Boomerang Generation

Boomers had it wrong. We millennials are the ones 'dying before we get old'--or middle aged even. We came out of the helicopter parenting homes of our me-first centered parents, set up with a tolerance for everything and a drive toward nothing in particular, and like all children, have either decided within ourselves to overcome those limitations or succumb to them. Ours is not unlike those of previous eras, both the sedentary and active, and certainly economic circumstances contribute to our attitudes and tendency to "return," but cultural ones also play a part in molding the lackadaisical expectations from life that forced us back to your arms.

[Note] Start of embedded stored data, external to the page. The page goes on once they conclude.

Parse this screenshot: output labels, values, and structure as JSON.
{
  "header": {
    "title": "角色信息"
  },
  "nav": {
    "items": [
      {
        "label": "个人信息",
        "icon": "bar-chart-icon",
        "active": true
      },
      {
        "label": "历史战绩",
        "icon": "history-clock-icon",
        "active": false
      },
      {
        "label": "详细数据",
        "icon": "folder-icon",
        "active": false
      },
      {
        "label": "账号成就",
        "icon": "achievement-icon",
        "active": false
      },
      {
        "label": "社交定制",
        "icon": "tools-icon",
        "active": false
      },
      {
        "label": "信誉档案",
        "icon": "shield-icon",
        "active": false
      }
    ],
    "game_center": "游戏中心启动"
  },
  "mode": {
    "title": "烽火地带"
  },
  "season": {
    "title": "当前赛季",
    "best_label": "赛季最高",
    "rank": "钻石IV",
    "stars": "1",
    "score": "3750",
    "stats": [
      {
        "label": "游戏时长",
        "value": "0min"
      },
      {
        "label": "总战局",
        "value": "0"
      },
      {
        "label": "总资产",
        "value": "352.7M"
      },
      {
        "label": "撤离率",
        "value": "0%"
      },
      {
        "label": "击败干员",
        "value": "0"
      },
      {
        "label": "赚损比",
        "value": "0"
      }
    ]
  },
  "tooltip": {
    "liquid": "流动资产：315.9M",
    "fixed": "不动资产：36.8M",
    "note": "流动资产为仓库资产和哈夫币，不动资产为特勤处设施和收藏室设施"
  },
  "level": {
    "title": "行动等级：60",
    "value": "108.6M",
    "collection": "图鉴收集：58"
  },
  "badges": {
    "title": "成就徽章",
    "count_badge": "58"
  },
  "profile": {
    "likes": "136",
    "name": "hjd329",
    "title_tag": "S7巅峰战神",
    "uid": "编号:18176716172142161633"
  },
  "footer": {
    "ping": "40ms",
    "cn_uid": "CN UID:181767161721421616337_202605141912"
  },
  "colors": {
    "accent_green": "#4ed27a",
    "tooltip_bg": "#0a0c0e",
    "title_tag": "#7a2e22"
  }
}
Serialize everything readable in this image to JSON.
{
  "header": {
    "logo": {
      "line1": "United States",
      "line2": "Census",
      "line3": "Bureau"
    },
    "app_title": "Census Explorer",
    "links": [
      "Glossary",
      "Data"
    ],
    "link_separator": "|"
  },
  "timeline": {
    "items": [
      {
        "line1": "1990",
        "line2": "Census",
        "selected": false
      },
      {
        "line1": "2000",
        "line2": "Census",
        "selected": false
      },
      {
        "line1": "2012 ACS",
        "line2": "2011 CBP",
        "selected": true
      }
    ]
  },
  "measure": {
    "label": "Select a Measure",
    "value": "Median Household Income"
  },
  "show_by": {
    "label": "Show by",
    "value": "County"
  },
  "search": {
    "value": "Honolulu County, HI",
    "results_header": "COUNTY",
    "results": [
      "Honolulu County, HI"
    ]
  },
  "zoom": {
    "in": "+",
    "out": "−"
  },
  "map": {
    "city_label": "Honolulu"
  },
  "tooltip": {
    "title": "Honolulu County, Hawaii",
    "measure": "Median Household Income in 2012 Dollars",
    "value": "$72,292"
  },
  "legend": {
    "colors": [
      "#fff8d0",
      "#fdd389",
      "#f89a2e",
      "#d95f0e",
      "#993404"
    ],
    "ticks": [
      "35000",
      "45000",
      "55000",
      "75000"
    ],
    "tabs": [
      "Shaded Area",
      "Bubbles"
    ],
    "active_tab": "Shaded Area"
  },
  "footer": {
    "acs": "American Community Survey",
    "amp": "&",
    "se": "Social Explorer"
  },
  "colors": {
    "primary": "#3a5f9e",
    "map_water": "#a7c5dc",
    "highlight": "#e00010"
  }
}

Those who have succumbed to perpetual childhood are the creatures like myself, those who were bred with an idea of entitlement, who sat back and absorbed all the information and knowledge possible from trusted adult sources and lived a model "child" lifestyle just to be left with an enormous load of expectations. The generational neuroticism and fetishism over protectionism in the past two decades has not protected us from the pains of growing up. It may have staved off the bug bites and bruises at times, but it hasn't taught us how to treat such inflictions when they happen in the course of normal living, in a manner of speaking. On the contrary, those who have managed to overcome the neuroses of the previous generation are those who will go the farthest to invent their own, but at least they should get credit for being original.

What is particularly absurd is this idea that we are supposed to grow up. Come on now! This is something new for sure. Were other generations expected to grow up at some point? You could have fooled me all those years. Certainly had we been told at any time during our development that eventually one day we'd have to direct our own affairs and live our own lives, I think I would have heard about it. How do you expect us to get out of our basement bedrooms now if that is where you would have had us confined for the first ten years (for the sake of your precious "peace of mind")?--if you never let us play outside lest we hit the poison ivy, or hit our head on the cement, or dash our foot upon a stone, or God forbid, play a touch sport!

Is it no wonder that we have gone off to college and done the required extra lap, the four year extension of high school, only to show our faces again at the end of the conveyor belt that had always been our education? Come now, a quarter of our lives was spent before we were even allowed to live like human beings, and now you expect us to live like adults? Did you not say we were special? Did you not always welcome us with open arms, and provide us all the praise we needed in our screw ups? Did you not say we should come to you and you alone for all our problems? Did you not expect we'd return to you?